FICA Proof of ID Processing

Datafinity ID Vision (DFVision)

AI for Intelligent proof of ID Capture.

What is DFVision

  • DFVision is an AI-driven software component that enables intelligent capture of proof of ID document types.
  • Datafinity have incorporated Machine\Deep Learning and Computer Vision tools to assist with building a Neural Network for RSA Proof of ID documents types.
  • DFVISION Neural Network contains trained models that can classify and read data from proof of ID documents like RSA ID books, smart cards, driver’s license, and passports.

How it Works - Overview

Step 1

Gather document samples for machine learning phase.
For best results, a minimum of 1000 images are required, with varying qualities, sizes, and orientations.

Step 2

Use machine learning and computer vision tools to learn documents formats.
Generate data sets per document and indexing type.

Step 3

Build Neural Network based on machine learnt models for document classification and reading automation.

Step 4

Generate container with all models in Neural Network (DFVision)!
Service ready for integration with Captiva or any document capture system.

How it Works - Steps

Input
Images

ML MODEL

  • Input images goes “as is”, without any preprocessing or clean up.
  • Sample images should contain varying qualities, orientations, skewness, and sizes.

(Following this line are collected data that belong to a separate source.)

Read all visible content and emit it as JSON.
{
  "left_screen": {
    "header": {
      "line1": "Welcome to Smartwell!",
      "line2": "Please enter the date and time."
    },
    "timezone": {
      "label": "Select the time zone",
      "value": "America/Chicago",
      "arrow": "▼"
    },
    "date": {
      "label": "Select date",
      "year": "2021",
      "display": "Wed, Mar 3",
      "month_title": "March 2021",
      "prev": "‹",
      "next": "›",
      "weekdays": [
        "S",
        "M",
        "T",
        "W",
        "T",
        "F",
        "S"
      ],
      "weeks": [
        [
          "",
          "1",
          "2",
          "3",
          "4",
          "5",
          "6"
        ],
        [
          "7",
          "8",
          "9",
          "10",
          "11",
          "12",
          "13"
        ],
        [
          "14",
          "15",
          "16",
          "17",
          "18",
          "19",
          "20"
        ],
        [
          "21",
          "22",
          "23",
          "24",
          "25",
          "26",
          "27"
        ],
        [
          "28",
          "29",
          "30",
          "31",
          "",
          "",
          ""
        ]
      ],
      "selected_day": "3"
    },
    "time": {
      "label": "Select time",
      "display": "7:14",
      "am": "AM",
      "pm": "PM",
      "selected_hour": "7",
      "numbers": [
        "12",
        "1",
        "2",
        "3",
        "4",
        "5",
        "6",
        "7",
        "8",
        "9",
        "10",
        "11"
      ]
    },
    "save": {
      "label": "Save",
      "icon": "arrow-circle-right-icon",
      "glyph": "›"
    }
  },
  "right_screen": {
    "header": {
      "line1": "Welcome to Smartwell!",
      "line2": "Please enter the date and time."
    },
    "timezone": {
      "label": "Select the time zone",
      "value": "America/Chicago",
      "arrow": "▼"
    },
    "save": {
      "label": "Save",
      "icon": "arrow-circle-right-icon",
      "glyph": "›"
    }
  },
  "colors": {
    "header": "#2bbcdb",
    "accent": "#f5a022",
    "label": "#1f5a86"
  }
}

Learn image category & boundaries

NORMALIZE

  • Annotate each image by drawing bounding boxes to identify each element.
  • Correct boundaries detection is crucial for correct image normalization.

Normalized
image

READ

  • Having document boundaries, we can crop the document and normalize it to be a fixed size and position.
  • Such normalization will improve built in Captiva OCR or any other OCR engine in a workflow. DF-Vision can run as a stand-alone component using Tesseract OCR.

Learn fields and read text

READ

  • If ML model #1 achieves high quality in detecting document borders then all required fields will have the same position across all the normalized images, so we may be able to use static template to extract data. Higher OCR results are achieved due to the consistent image position.
  • We use a second ML model to detect each required field on the normalized image.
  • Having field bounding boxes, we can work with each value independently. That provides more freedom in pre-processing and make OCRs role simpler and more accurate.
  • Any OCR engine can then be used to extract data. In the current version of DF-Vision, integration into Captiva OCR is available, if a stand-alone system is required i.e., no Captiva then Google Tesseract is available natively.